A visiting judge from Michigan, Robert Cleland, is hearing the federal case. Cleland acknowledged the fishiness of Chesley's financial and legal maneuvers in a temporary restraining order last October.

"It is not lost on the court that WSBC appears to be forum shopping," Cleland wrote. "The purported transfer of assets and new litigation is nothing more than an attempt to have an Ohio state court decide issues that are properly pending before this court."

Chesley is asking Cleland to dismiss the case.

The Hamilton County probate case has been gaining momentum in 2017. An "assignee" for the former Chesley law firm, Eric Goering, has hired appraisers for 29 exotic cars owned by the firm, including six Roll Royces, four Bentleys and three Aston Martins. A Fairborn, Ohio, firm auctioned off most of the furniture, rugs and art owned by the firm, including many antiques. Until the Ohio Supreme Court ordered an emergency stay on the proceeding Monday, the probate court was on the verge of authorizing an auction of the cars.

The Supreme Court made no comment in issuing the stay.
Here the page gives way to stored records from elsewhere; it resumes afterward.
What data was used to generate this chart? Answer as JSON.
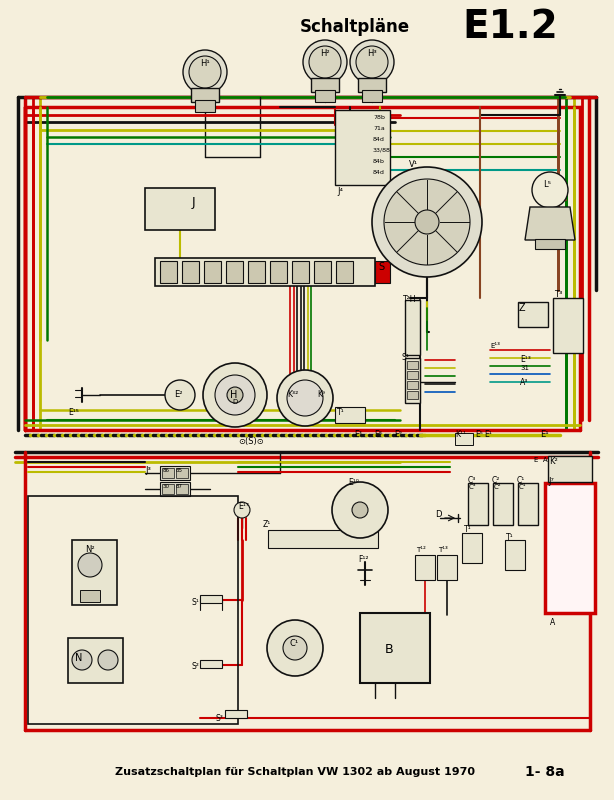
{
  "title": "Schaltpläne",
  "title_code": "E1.2",
  "subtitle": "Zusatzschaltplan für Schaltplan VW 1302 ab August 1970",
  "page_ref": "1- 8a",
  "bg_color": "#f5efdc",
  "red": "#cc0000",
  "black": "#111111",
  "yellow": "#bbbb00",
  "green": "#007700",
  "blue": "#0055bb",
  "brown": "#884422",
  "teal": "#009988",
  "fig_width": 6.14,
  "fig_height": 8.0,
  "dpi": 100
}
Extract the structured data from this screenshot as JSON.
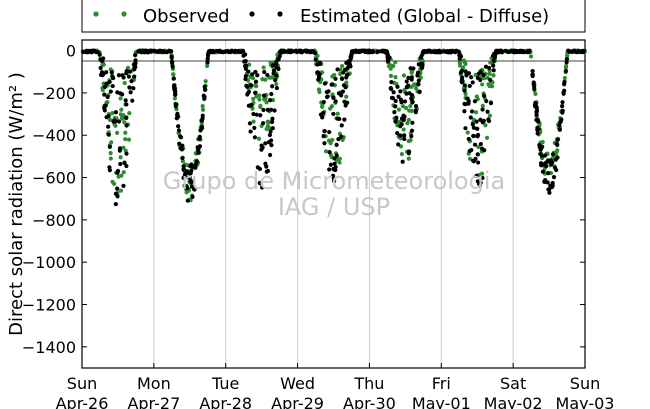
{
  "chart_data": {
    "type": "scatter",
    "title": "",
    "ylabel": "Direct solar radiation (W/m² )",
    "xlabel": "",
    "ylim": [
      -1500,
      50
    ],
    "xlim": [
      0,
      7
    ],
    "yticks": [
      0,
      -200,
      -400,
      -600,
      -800,
      -1000,
      -1200,
      -1400
    ],
    "xticks": [
      {
        "day": "Sun",
        "date": "Apr-26"
      },
      {
        "day": "Mon",
        "date": "Apr-27"
      },
      {
        "day": "Tue",
        "date": "Apr-28"
      },
      {
        "day": "Wed",
        "date": "Apr-29"
      },
      {
        "day": "Thu",
        "date": "Apr-30"
      },
      {
        "day": "Fri",
        "date": "May-01"
      },
      {
        "day": "Sat",
        "date": "May-02"
      },
      {
        "day": "Sun",
        "date": "May-03"
      }
    ],
    "grid": "vertical",
    "legend_position": "top-outside",
    "watermark": [
      "Grupo de Micrometeorologia",
      "IAG / USP"
    ],
    "series": [
      {
        "name": "Observed",
        "color": "#2e8b2e",
        "marker": "circle",
        "daily_min": [
          -700,
          -720,
          -470,
          -650,
          -550,
          -650,
          -640
        ]
      },
      {
        "name": "Estimated (Global - Diffuse)",
        "color": "#000000",
        "marker": "circle",
        "daily_min": [
          -760,
          -720,
          -660,
          -620,
          -560,
          -670,
          -690
        ]
      }
    ]
  }
}
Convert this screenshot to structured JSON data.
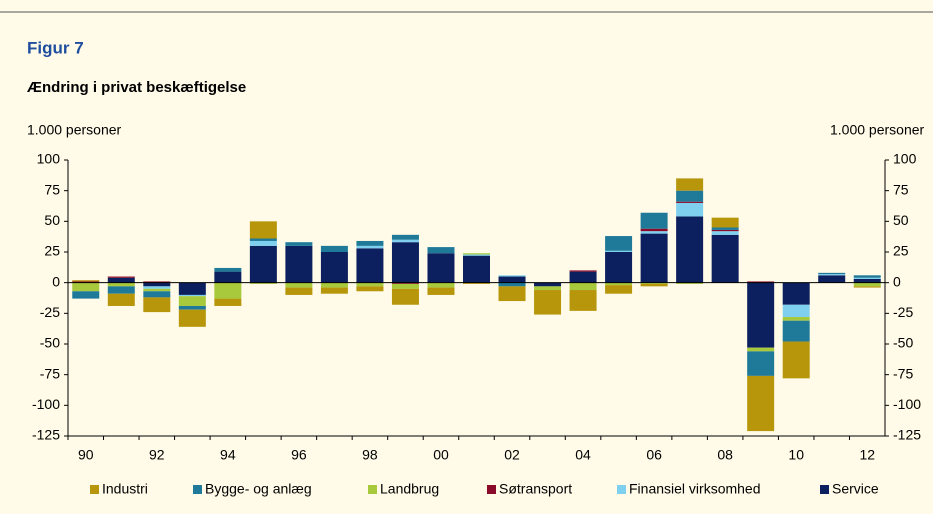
{
  "chart_data": {
    "type": "stacked_bar",
    "figure_label": "Figur 7",
    "title": "Ændring i privat beskæftigelse",
    "y_label": "1.000 personer",
    "y2_label": "1.000 personer",
    "categories": [
      "90",
      null,
      "92",
      null,
      "94",
      null,
      "96",
      null,
      "98",
      null,
      "00",
      null,
      "02",
      null,
      "04",
      null,
      "06",
      null,
      "08",
      null,
      "10",
      null,
      "12"
    ],
    "series": [
      {
        "name": "Industri",
        "color": "#b8960c",
        "values": [
          1,
          -10,
          -12,
          -14,
          -6,
          14,
          -6,
          -5,
          -4,
          -13,
          -6,
          -1,
          -12,
          -20,
          -17,
          -7,
          -2,
          10,
          8,
          -45,
          -30,
          0,
          -1
        ]
      },
      {
        "name": "Bygge- og anlæg",
        "color": "#1f7a99",
        "values": [
          -6,
          -6,
          -5,
          -3,
          3,
          2,
          3,
          5,
          4,
          4,
          5,
          0,
          -3,
          0,
          0,
          12,
          13,
          9,
          2,
          -20,
          -17,
          1,
          2
        ]
      },
      {
        "name": "Landbrug",
        "color": "#a8c93b",
        "values": [
          -7,
          -3,
          -2,
          -8,
          -13,
          -1,
          -4,
          -4,
          -3,
          -4,
          -4,
          1,
          0,
          -3,
          -6,
          -2,
          -1,
          -1,
          0,
          -3,
          -3,
          0,
          -3
        ]
      },
      {
        "name": "Søtransport",
        "color": "#8b0a2a",
        "values": [
          1,
          1,
          1,
          0,
          0,
          0,
          0,
          0,
          0,
          -1,
          0,
          0,
          0,
          0,
          1,
          0,
          2,
          1,
          1,
          1,
          0,
          0,
          0
        ]
      },
      {
        "name": "Finansiel virksomhed",
        "color": "#7fcfee",
        "values": [
          0,
          0,
          -2,
          -1,
          0,
          4,
          0,
          0,
          2,
          2,
          0,
          1,
          1,
          0,
          0,
          1,
          2,
          11,
          3,
          0,
          -10,
          1,
          1
        ]
      },
      {
        "name": "Service",
        "color": "#0c1f5e",
        "values": [
          0,
          4,
          -3,
          -10,
          9,
          30,
          30,
          25,
          28,
          33,
          24,
          22,
          5,
          -3,
          9,
          25,
          40,
          54,
          39,
          -53,
          -18,
          6,
          3
        ]
      }
    ],
    "ylim": [
      -125,
      100
    ],
    "yticks": [
      -125,
      -100,
      -75,
      -50,
      -25,
      0,
      25,
      50,
      75,
      100
    ]
  }
}
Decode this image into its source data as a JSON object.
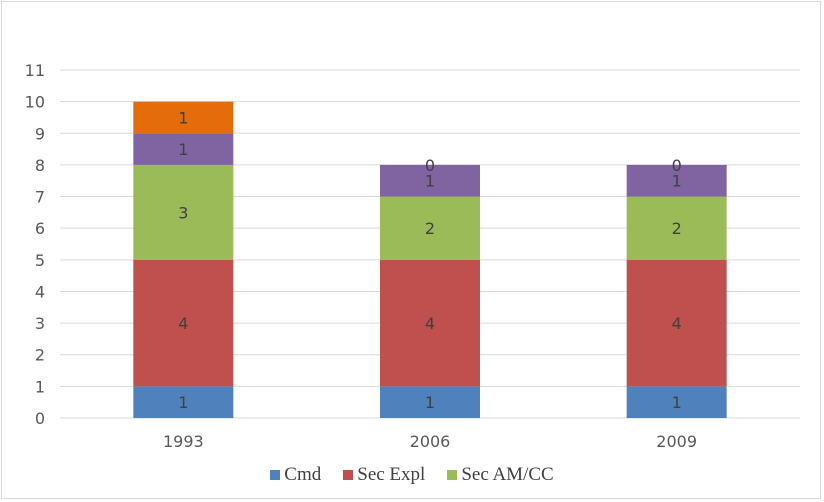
{
  "chart_data": {
    "type": "bar",
    "stacked": true,
    "categories": [
      "1993",
      "2006",
      "2009"
    ],
    "series": [
      {
        "name": "Cmd",
        "values": [
          1,
          1,
          1
        ],
        "color": "#4f81bd"
      },
      {
        "name": "Sec Expl",
        "values": [
          4,
          4,
          4
        ],
        "color": "#c0504d"
      },
      {
        "name": "Sec AM/CC",
        "values": [
          3,
          2,
          2
        ],
        "color": "#9bbb59"
      },
      {
        "values": [
          1,
          1,
          1
        ],
        "color": "#8064a2"
      },
      {
        "values": [
          1,
          0,
          0
        ],
        "color": "#e46c0a"
      }
    ],
    "yticks": [
      "0",
      "1",
      "2",
      "3",
      "4",
      "5",
      "6",
      "7",
      "8",
      "9",
      "10",
      "11"
    ],
    "ylim": [
      0,
      11
    ],
    "grid": true,
    "legend_position": "bottom"
  }
}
But in his motion for the stay, an attorney representing Ford's clients, Brian Sullivan of Dinsmore & Shohl, wrote that Winkler should not be allowed to "preside over an action that enjoins collection of a valid and enforceable Kentucky judgment by allowing assets already awarded to (Ford's clients) to be claimed by others, including Chesley and his personal creditors." He said Winkler is "poised to exercise his authority in violation of law."

Winkler responded by asking the Supreme Court to dismiss the complaint. His motion states that he "not only has jursidiciton (sic), but exclusive jurisdiction over this matter. This court should dismiss this case at Realtors (sic) cost and expense and deny the peremptory and the alternative writ of prohibition."

Winkler's motion was filed by Hamilton County Prosecuting Attorney Joe Deters, who received $2 million during five years of moonlighting for the Chesley law firm before it went under.

Although the probate case was stayed, a document filed with the court April 21 shed new light on the precariousness of Waite, Schneider, Bayless & Chesley's financial condition. The U.S. Internal Revenue Service filed a claim stating that the defunct law firm owes $16.8 million in unpaid federal withholding taxes, plus interest and penalties, for every year from 2010 through 2015.

The unpaid taxes were due under the Federal Insurance Contributions Act for Social Security and Medicare. The IRS says the firm owes $11.5 million in unpaid FICA withholdings, $4.1 million in penalties and $1.2 million in interest.

The IRS had already filed liens on Chesley's Indian Hill mansion for $10 million in unpaid federal income taxes for the years 2004, 2008, 2009, 2014 and 2015. The latest of those, a $590,502 claim for 2015, was filed Feb. 16. Chesley listed the 25,000-square-foot home for sale last year for $8 million.